Forest service approves glade skiing plans

GOSHEN/ROCHESTER — A proposed backcountry skiing glade in the Green Mountain National Forest took a step forward early this month when it received approval from National Forest Service officials
The project, created out of a growing local interest in expanding and preserving backcountry skiing operations in Vermont, was introduced last November and is being spearheaded by partners including the National Forest, Vermont Backcountry Alliance, Catamount Trail Association and the association’s backcountry skiing pilot chapter, the Rochester Area Sports Trail Alliance.
The proposed glades in the Green Mountain National Forest are located to the south of Brandon Gap on National Forest Service lands in the towns of Rochester, Chittenden and Goshen at the confluence of Addison, Rutland and Windsor counties.
The plan calls for backcountry skiers to access the glades from two parking areas on Route 73 near the top of the Brandon gap. The Long Trail could be used to access all four of the glades, which run from the top of Goshen Mountain eastward to the Bear Brook drainage.
Development of the skiing routes, or “lines,” within the four areas would incorporate a braided design, with several lines intersecting within one zone. The number of routes per zone would differ depending on the size of the zone and vegetation. The area includes northern hardwoods such as beech, yellow birch and maple, while the upper elevations include spruce and fir forests. The four zones include beginner to advanced backcountry skier terrain, with drops of 700 vertical feet on some of the easier areas and 1,200 feet on the more advanced terrain.
Routes would be established where conditions are naturally open and glades would retain full canopy coverage. Where vegetation would be removed, emphasis would be placed on trees that are poorly formed, show signs of insect-infestation or disease, or inhibit restoration objectives in the area.
However, implementation of the project cannot begin yet, pending consultation with the U.S. Fish and Wildlife Service.
This past April, the Fish and Wildlife Service included the northern long-eared bat on the list of threatened species, a step below the endangered species list. The bat, which can be found in much of the United States, has suffered in recent years due to white nose syndrome, a fungal infection that has caused populations to decline by up to 99 percent in the Northeast, according to the U.S. Fish and Wildlife Service.
Since the backcountry ski trails plan calls for the selective cutting of trees larger than three inches in diameter and biologists were unable to conduct field surveys on bat populations during their summer roosting season, the Forest Service was unable to determine in their decision how the project could affect bat populations.
“The project may affect but is not likely to adversely affect northern long-eared bats,” reads the decision document from the Forest Service.
The project will now undergo additional review by the U.S. Fish and Wildlife Service, which will either concur with the Forest Service’s ruling or impose additional conditions on how the project is carried out.
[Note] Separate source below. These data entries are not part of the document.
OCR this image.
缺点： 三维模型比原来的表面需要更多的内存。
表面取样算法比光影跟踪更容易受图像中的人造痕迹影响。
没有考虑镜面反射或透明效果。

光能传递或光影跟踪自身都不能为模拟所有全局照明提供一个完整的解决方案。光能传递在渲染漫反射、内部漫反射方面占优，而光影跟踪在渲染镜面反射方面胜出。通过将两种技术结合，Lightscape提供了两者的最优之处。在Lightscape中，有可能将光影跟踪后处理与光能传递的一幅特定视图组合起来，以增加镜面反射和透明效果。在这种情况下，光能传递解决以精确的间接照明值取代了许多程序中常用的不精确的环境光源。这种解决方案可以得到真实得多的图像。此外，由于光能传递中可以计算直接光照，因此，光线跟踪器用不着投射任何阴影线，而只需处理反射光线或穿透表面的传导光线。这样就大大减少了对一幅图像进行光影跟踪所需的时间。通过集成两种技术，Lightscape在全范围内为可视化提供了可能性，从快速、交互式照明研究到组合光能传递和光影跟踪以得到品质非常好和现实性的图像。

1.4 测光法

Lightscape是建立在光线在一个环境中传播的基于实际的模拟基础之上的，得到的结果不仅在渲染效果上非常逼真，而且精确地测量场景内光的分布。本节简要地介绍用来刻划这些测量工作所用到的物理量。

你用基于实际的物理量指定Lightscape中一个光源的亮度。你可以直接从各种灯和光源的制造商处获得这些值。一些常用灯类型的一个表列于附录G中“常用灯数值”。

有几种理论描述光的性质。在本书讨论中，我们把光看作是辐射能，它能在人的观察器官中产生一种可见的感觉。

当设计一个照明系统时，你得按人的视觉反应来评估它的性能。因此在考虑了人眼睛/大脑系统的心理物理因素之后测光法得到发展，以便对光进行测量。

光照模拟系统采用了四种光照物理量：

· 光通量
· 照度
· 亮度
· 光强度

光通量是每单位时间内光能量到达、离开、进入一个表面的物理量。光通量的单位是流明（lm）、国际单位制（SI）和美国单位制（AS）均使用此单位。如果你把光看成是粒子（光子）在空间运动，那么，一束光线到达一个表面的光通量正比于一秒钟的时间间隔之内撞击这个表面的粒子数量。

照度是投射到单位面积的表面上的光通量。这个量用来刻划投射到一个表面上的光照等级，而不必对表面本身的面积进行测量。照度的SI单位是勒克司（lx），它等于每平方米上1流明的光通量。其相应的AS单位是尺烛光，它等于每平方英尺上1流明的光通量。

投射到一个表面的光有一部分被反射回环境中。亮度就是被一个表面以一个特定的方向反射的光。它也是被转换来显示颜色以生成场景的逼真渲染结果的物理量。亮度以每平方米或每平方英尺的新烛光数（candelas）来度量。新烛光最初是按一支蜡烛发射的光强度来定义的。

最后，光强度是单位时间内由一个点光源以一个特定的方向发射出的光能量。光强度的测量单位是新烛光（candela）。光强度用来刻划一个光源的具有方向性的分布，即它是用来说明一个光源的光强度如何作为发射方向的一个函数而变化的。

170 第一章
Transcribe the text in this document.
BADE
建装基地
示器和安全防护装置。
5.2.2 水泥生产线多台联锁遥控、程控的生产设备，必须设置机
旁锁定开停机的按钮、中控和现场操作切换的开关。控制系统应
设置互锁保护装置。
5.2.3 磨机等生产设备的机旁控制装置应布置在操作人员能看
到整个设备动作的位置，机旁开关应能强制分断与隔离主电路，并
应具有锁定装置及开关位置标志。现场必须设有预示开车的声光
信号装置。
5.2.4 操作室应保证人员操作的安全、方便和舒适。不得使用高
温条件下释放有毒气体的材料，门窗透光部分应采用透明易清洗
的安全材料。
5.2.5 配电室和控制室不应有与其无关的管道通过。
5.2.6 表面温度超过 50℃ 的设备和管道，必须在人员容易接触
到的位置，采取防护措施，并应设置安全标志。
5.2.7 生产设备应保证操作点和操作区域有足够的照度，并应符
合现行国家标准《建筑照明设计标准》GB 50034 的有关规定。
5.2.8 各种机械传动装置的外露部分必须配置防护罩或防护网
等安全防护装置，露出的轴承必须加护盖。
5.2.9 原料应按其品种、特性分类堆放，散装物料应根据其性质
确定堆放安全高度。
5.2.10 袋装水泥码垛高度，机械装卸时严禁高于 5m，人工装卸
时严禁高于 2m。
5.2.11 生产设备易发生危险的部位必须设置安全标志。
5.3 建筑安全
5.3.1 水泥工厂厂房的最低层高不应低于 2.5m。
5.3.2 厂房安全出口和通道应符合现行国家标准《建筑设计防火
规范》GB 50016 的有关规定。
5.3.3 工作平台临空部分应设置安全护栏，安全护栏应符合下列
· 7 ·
Jay Strand, forest planner and environmental coordinator for the Green Mountain National Forest, said a timeframe for a decision remains unknown.
“It depends on how much staff they have dedicated to the projects that are coming across their radar screen at any given moment,” he said. “It could be a matter of weeks or it could be a matter of months, we really do not know.”
While skiing, like other outdoor activities, is deemed a “permitted use” of state and national forests, the cutting or pruning of trees to enhance terrain is not.
In the meantime, Holly Knox, district recreation program manager in the Rochester and Middlebury ranger districts in the Green Mountain National Forest, encouraged hopeful backcountry enthusiasts to be patient.
“We’re reminding people to leave their loppers at home until we’re ready,” she said.